Honda Motor Co. announced Wednesday that it will launch a new, affordable gas-electric hybrid car in the U.S., Japan and Europe in early 2009, one of four new hybrid models the car maker plans to release by 2015 to challenge rival Toyota Motor Corp.’s dominance in the green car market.
Speaking in Tokyo, Honda President Takeo Fukui said a new hydrogen-powered fuel-cell vehicle, the FCX Clarity, will be available in July for leasing in California to a limited number of customers. It aims to deliver 200 of the vehicles in the next three years.
These new vehicle launches highlight Honda’s aggressive new push to reclaim its role as a leader in green car technology.
In 1999, Honda was the first to launch a hybrid car, the Insight, to the U.S. market and later introduced hybrid versions of the Civic and Accord. But Honda’s green efforts were quickly overshadowed by Toyota, whose four-seater Prius hybrid proved more practical for consumers than the two-seater Insight and has been a runaway hit with drivers since it first went on sale in the U.S. in 2000.

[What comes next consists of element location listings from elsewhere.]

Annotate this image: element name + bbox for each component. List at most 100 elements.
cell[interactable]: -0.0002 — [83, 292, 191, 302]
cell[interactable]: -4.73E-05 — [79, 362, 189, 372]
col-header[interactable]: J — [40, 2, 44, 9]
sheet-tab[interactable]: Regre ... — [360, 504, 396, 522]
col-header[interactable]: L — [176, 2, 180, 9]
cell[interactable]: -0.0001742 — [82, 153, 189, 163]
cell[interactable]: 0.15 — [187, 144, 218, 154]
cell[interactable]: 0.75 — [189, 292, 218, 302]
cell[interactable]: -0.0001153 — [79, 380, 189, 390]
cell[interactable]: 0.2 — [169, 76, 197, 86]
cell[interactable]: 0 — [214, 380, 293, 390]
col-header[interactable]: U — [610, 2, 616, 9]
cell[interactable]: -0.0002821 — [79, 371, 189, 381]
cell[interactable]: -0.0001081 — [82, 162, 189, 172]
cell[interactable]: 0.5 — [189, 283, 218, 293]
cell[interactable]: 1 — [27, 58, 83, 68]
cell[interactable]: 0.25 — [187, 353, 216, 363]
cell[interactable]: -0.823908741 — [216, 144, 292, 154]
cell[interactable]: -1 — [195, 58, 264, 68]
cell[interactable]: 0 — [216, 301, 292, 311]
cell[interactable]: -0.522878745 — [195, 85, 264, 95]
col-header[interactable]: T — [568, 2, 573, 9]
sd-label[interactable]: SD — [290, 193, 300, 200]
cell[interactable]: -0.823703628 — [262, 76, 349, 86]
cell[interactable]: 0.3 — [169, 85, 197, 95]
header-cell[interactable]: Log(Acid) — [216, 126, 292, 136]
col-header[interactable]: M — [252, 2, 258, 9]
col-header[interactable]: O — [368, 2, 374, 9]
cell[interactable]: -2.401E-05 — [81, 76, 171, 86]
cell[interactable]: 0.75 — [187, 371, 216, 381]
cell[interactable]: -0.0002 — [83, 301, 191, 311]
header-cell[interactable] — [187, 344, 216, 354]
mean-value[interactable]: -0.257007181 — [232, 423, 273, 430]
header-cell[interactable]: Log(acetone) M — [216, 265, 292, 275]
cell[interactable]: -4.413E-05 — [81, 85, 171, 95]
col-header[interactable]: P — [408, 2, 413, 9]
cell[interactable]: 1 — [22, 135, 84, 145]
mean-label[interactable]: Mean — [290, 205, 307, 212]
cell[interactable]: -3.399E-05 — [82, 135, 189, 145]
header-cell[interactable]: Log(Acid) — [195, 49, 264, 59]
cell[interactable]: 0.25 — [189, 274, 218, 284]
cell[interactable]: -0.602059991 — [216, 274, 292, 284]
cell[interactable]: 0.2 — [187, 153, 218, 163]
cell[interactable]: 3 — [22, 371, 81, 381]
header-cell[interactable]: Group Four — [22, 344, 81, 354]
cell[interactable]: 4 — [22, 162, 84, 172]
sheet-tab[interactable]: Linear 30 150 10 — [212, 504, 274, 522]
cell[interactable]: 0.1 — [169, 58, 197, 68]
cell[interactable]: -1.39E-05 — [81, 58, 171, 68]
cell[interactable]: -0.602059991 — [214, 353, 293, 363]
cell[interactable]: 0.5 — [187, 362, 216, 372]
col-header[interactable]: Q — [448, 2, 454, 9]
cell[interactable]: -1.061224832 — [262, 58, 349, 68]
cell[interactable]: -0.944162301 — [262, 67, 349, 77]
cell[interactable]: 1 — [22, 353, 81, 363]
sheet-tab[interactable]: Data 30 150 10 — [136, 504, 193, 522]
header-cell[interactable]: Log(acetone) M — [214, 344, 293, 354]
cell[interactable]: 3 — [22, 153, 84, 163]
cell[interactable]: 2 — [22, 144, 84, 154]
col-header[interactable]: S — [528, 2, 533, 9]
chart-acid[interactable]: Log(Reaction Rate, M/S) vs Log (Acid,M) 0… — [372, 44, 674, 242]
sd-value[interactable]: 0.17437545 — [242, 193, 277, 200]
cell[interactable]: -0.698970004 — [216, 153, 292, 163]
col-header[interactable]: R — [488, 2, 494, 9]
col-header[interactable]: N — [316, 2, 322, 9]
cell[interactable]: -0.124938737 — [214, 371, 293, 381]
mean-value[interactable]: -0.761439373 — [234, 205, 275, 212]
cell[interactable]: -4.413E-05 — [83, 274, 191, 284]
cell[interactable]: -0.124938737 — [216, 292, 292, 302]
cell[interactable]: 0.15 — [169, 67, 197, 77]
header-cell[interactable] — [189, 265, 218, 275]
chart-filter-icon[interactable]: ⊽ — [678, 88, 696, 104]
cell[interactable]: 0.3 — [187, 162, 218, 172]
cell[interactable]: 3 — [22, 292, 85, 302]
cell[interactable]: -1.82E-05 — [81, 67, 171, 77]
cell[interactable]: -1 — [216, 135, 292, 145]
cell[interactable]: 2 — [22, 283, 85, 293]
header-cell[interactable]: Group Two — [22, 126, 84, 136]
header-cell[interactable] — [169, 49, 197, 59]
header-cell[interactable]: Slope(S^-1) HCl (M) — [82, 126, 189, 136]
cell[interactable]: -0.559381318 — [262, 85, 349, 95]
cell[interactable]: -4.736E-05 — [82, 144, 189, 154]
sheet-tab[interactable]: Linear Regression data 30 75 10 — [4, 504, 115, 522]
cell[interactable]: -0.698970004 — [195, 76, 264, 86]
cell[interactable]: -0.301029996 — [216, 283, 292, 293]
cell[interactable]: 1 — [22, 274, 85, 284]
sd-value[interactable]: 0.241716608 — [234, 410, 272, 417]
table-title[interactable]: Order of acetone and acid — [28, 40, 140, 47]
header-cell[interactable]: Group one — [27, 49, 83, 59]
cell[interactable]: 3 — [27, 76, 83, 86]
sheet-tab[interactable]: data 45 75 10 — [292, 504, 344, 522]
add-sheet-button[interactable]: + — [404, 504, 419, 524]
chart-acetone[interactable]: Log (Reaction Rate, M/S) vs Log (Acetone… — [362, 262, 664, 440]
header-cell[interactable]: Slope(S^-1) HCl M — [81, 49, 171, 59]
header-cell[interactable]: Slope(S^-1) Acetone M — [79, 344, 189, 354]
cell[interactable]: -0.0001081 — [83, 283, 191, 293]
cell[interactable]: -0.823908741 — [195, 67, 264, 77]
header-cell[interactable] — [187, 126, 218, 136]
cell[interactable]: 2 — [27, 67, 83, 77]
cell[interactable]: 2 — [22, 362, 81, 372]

During the last decade, Toyota has sold more than 1.46 million hybrids world-wide, including more than one million Prius hybrids. Honda has sold about 262,000 hybrids to date and discontinued sales of two models, the Insight and Accord, because of poor sales.
But Honda now has an ambitious goal to sell 500,000 hybrids per year sometime after 2010, though that would still fall short of Toyota’s target of selling one million hybrids annually by the turn of the decade.